Should be a minimum focal distance of .5 M? A max size of .11 is nothing to write home about.


----------



## Mistral75 (Feb 5, 2018)

BillB said:


> Should be a minimum focal distance of .5 M? A max size of .11 is nothing to write home about.



Yes, 0.5m or 50cm, which is quite common for a 50mm lens.


----------



## andrei1989 (Feb 5, 2018)

cool news 
i have the 35 1.7 and i like the quality, especially the all metal construction and especially for the price, which i think will be similar: ~90€
i don't need a 50 though...as i already got the kamlan 50 1.1


----------



## MatthewGore (Feb 5, 2018)

I'm guessing that this should read "for SONY E-mount", not "FE". FE is full-frame, and all of the other mounts listed for these lenses are APS-C and smaller.

- Matthew


----------



## andrei1989 (Feb 6, 2018)

as far as i know you can use crop lenses on full frame sony's. with lenses that communicate the camera goes into crop mode and with manual lenses this can be set manually..or not


----------



## mb66energy (Feb 6, 2018)

BillB said:


> Should be a minimum focal distance of .5 M? A max size of .11 is nothing to write home about.

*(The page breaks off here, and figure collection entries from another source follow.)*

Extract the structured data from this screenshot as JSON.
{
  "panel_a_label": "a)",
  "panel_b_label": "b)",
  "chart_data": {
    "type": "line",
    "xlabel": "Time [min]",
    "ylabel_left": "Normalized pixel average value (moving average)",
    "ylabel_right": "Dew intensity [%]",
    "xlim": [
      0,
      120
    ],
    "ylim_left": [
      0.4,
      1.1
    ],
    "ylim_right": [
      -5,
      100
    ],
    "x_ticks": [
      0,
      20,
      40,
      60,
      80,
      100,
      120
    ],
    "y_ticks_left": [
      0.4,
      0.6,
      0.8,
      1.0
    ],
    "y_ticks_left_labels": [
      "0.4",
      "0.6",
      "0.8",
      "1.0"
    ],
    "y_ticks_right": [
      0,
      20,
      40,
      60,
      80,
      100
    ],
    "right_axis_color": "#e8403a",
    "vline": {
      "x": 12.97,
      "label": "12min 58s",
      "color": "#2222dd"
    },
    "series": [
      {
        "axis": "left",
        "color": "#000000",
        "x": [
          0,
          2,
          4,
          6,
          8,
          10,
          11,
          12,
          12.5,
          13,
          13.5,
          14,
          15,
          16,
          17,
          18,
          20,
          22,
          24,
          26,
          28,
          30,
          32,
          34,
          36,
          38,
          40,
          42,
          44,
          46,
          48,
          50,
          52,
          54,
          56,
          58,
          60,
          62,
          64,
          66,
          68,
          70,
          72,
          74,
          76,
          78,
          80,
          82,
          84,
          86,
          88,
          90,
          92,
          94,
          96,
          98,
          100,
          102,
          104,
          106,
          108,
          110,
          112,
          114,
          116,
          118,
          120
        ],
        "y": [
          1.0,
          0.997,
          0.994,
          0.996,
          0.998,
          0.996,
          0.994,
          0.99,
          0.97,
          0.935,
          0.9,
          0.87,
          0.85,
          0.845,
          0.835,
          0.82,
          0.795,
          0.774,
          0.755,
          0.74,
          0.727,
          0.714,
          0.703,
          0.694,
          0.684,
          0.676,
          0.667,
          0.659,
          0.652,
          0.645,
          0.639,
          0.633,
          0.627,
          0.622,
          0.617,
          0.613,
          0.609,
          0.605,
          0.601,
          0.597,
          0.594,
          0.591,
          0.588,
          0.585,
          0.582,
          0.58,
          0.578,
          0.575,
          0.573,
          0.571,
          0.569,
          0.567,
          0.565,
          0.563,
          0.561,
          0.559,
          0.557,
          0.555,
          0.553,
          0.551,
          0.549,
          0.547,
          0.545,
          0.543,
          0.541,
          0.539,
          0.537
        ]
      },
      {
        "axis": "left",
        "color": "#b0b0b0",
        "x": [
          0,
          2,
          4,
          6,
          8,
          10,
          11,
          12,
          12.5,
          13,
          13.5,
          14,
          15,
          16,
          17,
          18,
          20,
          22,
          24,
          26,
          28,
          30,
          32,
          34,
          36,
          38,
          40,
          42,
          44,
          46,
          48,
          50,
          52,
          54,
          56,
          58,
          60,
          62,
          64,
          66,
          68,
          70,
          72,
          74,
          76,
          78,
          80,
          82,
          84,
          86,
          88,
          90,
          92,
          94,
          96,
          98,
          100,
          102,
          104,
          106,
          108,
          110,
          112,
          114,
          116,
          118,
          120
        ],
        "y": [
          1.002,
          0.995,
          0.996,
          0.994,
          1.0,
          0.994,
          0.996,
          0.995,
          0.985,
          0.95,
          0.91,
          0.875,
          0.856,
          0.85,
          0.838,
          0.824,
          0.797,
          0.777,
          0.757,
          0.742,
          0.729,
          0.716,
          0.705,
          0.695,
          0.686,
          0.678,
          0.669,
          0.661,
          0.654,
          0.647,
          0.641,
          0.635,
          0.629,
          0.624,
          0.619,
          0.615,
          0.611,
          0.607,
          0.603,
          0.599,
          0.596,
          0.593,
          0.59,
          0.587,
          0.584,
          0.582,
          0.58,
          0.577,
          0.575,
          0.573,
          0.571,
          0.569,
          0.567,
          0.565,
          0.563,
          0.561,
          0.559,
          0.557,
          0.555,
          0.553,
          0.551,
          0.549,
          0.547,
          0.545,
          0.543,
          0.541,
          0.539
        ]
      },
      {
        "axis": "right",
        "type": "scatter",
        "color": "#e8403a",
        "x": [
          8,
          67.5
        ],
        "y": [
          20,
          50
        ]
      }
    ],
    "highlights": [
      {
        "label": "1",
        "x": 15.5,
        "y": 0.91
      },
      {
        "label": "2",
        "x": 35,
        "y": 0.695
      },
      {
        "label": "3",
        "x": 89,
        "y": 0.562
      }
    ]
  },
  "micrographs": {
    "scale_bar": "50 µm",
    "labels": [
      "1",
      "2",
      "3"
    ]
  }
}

True! While 50mm 1.7 could be a great "universal" lens it should have a max. reproduction factor of 1:4 or so to have some close up capability.

Low price, 12 blade aperture and hopefully good IQ can make it some interesting lens but I have an Canon FL and FD lens of that FL / max. aperture so it has to be compared.


----------



## LSXPhotog (Feb 6, 2018)

I highly suggest all Canon mirrorless owners take a look at the Meike 35 1.7 lens. It's a great little walk around lens for a 56mm equivalent.


----------